The Bank of Ghana, BoG, has introduced a new benchmark interest rate to serve as guidance for commercial banks in the country to set their lending rates.
The new Ghana Reference Rate, GRR, which will be reset every month has been commenced at 16.82%, effective for April.
The GRR, which has been devised by the BoG in close collaboration with the Ghana Association of Bankers, will replace the pricing model hitherto used by the banks to set their respective base lending rates, which is the rate at which each bank lends to its most favoured customers.
Under the new model, effective immediately, each bank will place a risk premium on the GRR in setting their lending rate for each loan given, the size of which will depend on its assessment of the risk associated with the loan.
The newly introduced benchmark rate will expectedly guide banks in the anticipated base lending rate cuts they will now make in response to the 200 basis points cut in the Monetary Policy Rate, MPR, made by the BoG’s Monetary Policy Committee, MPC, a fortnight ago.

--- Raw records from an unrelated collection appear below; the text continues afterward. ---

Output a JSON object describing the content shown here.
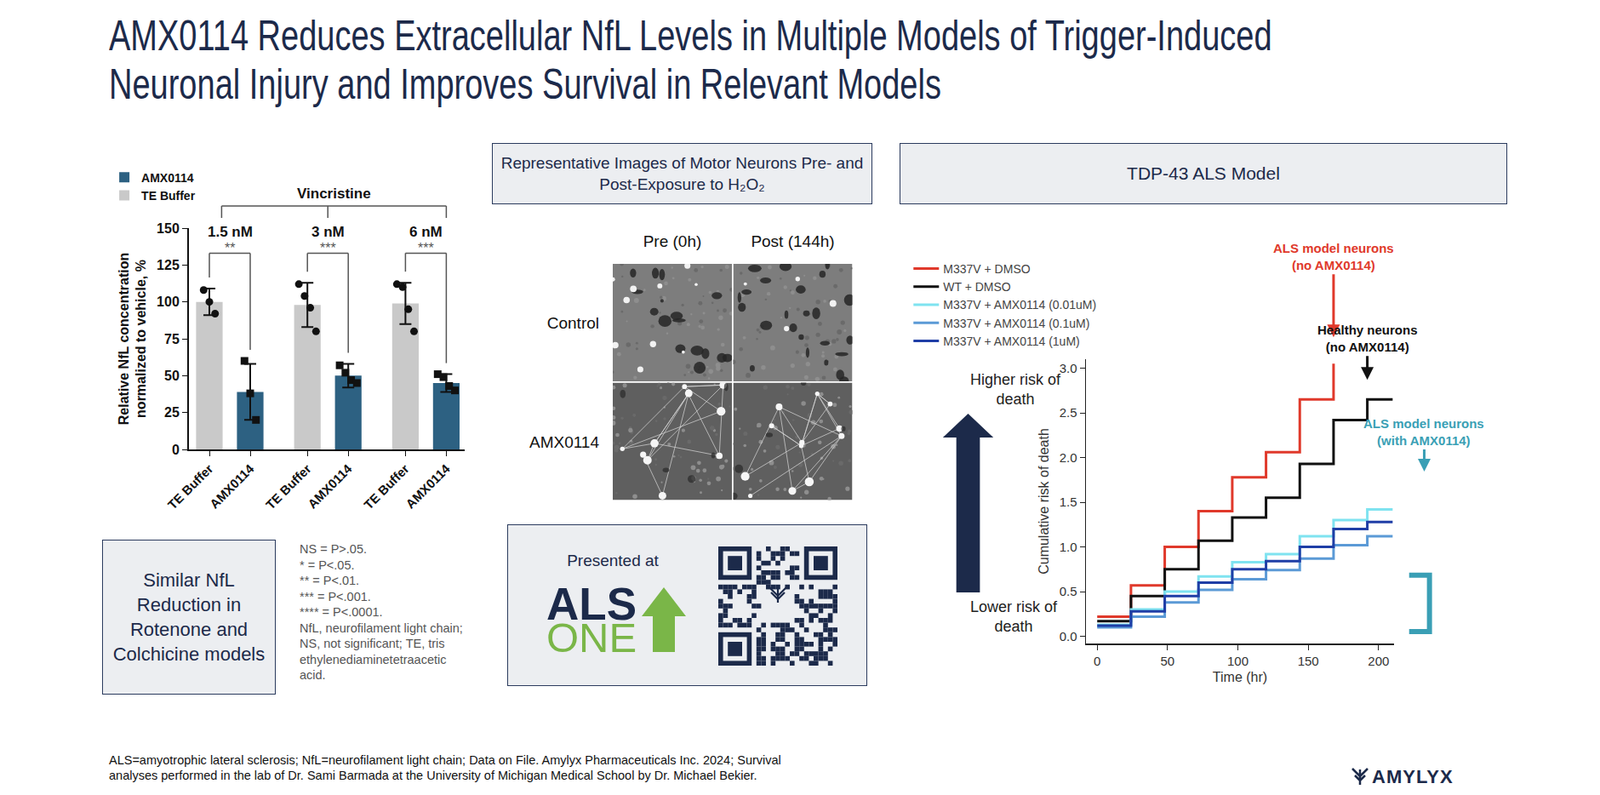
{
  "slide": {
    "title": [
      "AMX0114 Reduces Extracellular NfL Levels in Multiple Models of Trigger-Induced",
      "Neuronal Injury and Improves Survival in Relevant Models"
    ],
    "footnote": [
      "ALS=amyotrophic lateral sclerosis; NfL=neurofilament light chain; Data on File. Amylyx Pharmaceuticals Inc. 2024; Survival",
      "analyses performed in the lab of Dr. Sami Barmada at the University of Michigan Medical School by Dr. Michael Bekier."
    ],
    "logo": "AMYLYX"
  },
  "side_box": [
    "Similar NfL",
    "Reduction in",
    "Rotenone and",
    "Colchicine models"
  ],
  "stat_notes": [
    "NS = P>.05.",
    "* = P<.05.",
    "** = P<.01.",
    "*** = P<.001.",
    "**** = P<.0001.",
    "NfL, neurofilament light chain;",
    "NS, not significant; TE, tris",
    "ethylenediaminetetraacetic",
    "acid."
  ],
  "images_panel": {
    "title": [
      "Representative Images of Motor Neurons Pre- and",
      "Post-Exposure to H₂O₂"
    ],
    "columns": [
      "Pre (0h)",
      "Post (144h)"
    ],
    "rows": [
      "Control",
      "AMX0114"
    ]
  },
  "presented_at": {
    "text": "Presented at",
    "logo": [
      "ALS",
      "ONE"
    ]
  },
  "chart_data": [
    {
      "type": "bar",
      "group_label": "Vincristine",
      "categories": [
        "1.5 nM",
        "3 nM",
        "6 nM"
      ],
      "series": [
        {
          "name": "TE Buffer",
          "color": "#c9c9c9",
          "marker": "circle",
          "values": [
            100,
            98,
            99
          ],
          "errors": [
            9,
            15,
            14
          ],
          "points": [
            [
              108,
              100,
              92
            ],
            [
              112,
              104,
              96,
              80
            ],
            [
              112,
              110,
              95,
              80
            ]
          ]
        },
        {
          "name": "AMX0114",
          "color": "#2d6182",
          "marker": "square",
          "values": [
            39,
            50,
            45
          ],
          "errors": [
            19,
            8,
            6
          ],
          "points": [
            [
              60,
              38,
              20
            ],
            [
              57,
              52,
              47,
              45
            ],
            [
              51,
              49,
              43,
              40
            ]
          ]
        }
      ],
      "significance": [
        "**",
        "***",
        "***"
      ],
      "y_label": [
        "Relative NfL concentration",
        "normalized to vehicle, %"
      ],
      "ylim": [
        0,
        150
      ],
      "yticks": [
        0,
        25,
        50,
        75,
        100,
        125,
        150
      ],
      "legend": "top-left",
      "grid": false
    },
    {
      "type": "line",
      "title": "TDP-43 ALS Model",
      "line_style": "step",
      "x_label": "Time (hr)",
      "y_label": "Cumulative risk of death",
      "x": [
        0,
        24,
        48,
        72,
        96,
        120,
        144,
        168,
        192,
        210
      ],
      "xlim": [
        -8,
        211
      ],
      "xticks": [
        0,
        50,
        100,
        150,
        200
      ],
      "ylim": [
        -0.08,
        3.1
      ],
      "yticks": [
        {
          "value": 0,
          "label": "0.0"
        },
        0.5,
        {
          "value": 1,
          "label": "1.0"
        },
        1.5,
        {
          "value": 2,
          "label": "2.0"
        },
        2.5,
        {
          "value": 3,
          "label": "3.0"
        }
      ],
      "legend": "top-left",
      "grid": false,
      "series": [
        {
          "name": "M337V + DMSO",
          "color": "#e0392b",
          "values": [
            0.22,
            0.57,
            1.0,
            1.4,
            1.78,
            2.06,
            2.65,
            3.05,
            null,
            null
          ]
        },
        {
          "name": "WT + DMSO",
          "color": "#111111",
          "values": [
            0.17,
            0.45,
            0.75,
            1.07,
            1.33,
            1.55,
            1.93,
            2.42,
            2.65,
            2.65
          ]
        },
        {
          "name": "M337V + AMX0114 (0.01uM)",
          "color": "#7fe3f0",
          "values": [
            0.13,
            0.3,
            0.5,
            0.67,
            0.83,
            0.92,
            1.12,
            1.3,
            1.42,
            1.42
          ]
        },
        {
          "name": "M337V + AMX0114 (0.1uM)",
          "color": "#5b9ad6",
          "values": [
            0.1,
            0.22,
            0.38,
            0.52,
            0.64,
            0.74,
            0.87,
            1.02,
            1.12,
            1.12
          ]
        },
        {
          "name": "M337V + AMX0114 (1uM)",
          "color": "#1f3ea6",
          "values": [
            0.12,
            0.28,
            0.45,
            0.6,
            0.75,
            0.84,
            1.0,
            1.2,
            1.28,
            1.28
          ]
        }
      ],
      "annotations": [
        {
          "text": [
            "ALS model neurons",
            "(no AMX0114)"
          ],
          "color": "#e0392b"
        },
        {
          "text": [
            "Healthy neurons",
            "(no AMX0114)"
          ],
          "color": "#111111"
        },
        {
          "text": [
            "ALS model neurons",
            "(with AMX0114)"
          ],
          "color": "#3a9fb5"
        }
      ],
      "risk_labels": {
        "higher": [
          "Higher risk of",
          "death"
        ],
        "lower": [
          "Lower risk of",
          "death"
        ]
      }
    }
  ]
}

The initial GRR is 118 basis points lower than the current MPR which has been slashed to 18%, its lowest level in 36 months. BoG is hoping that it will further encourage the banks to lower their lending rates in the wake of the most recent MPR cut.
Although the central bank has lowered the MPR from a long term high of 26% to 18% over the past 15 months, commercial banks have failed to match this with commensurate reductions in their respective base lending rates.
Indeed, over the one year period up to February this year, the average base lending rate has only fallen by 240 basis points, well short of the 300 basis points reduction in the MPR over the same period.
The Governor of the BoG has blamed this on policy transmission lags as banks have had to allow their existing relatively high fixed deposit contracts entered into with their depositing customers to expire before they can lower their cost of funds by negotiating lower deposit rates, which in turn can allow them to lower their lending rates.
However, the new GRR is computed using a greater focus on credit risk assessment rather than cost of funds and thus is expected to persuade banks to lower their lending rates at a faster pace in response to monetary easing by the BoG.
The new GRR for April is instructively 128 basis points lower than the lowest base lending rate charged in Ghana’s commercial banking industry as at February – 18.1 per cent charged by Barclays Bank – and 208.8 basis points lower than the highest, which is the 37.7 per cent charged by Unibank.
It is therefore expected that the new GRR will persuade banks to significantly lower their respective base lending rates over the coming days. However private sector chieftains fret that the new model may not influence actual effective lending rates since the banks are still allowed to devise their own risk premium over and above the GRR in computing how much they will charge on each loan.
Instructively, most banks charge effective lending rates that are between 50 and 200 basis points above their respective base lending rates, citing high credit risk as their rationale.
Indeed, the industry’s average non-performing loans, NPL, ratio is currently at a long term high of 21%, a situation which has lowered banking industry profitability and forced them to make hefty loan loss provisions that has eaten significantly into their capital.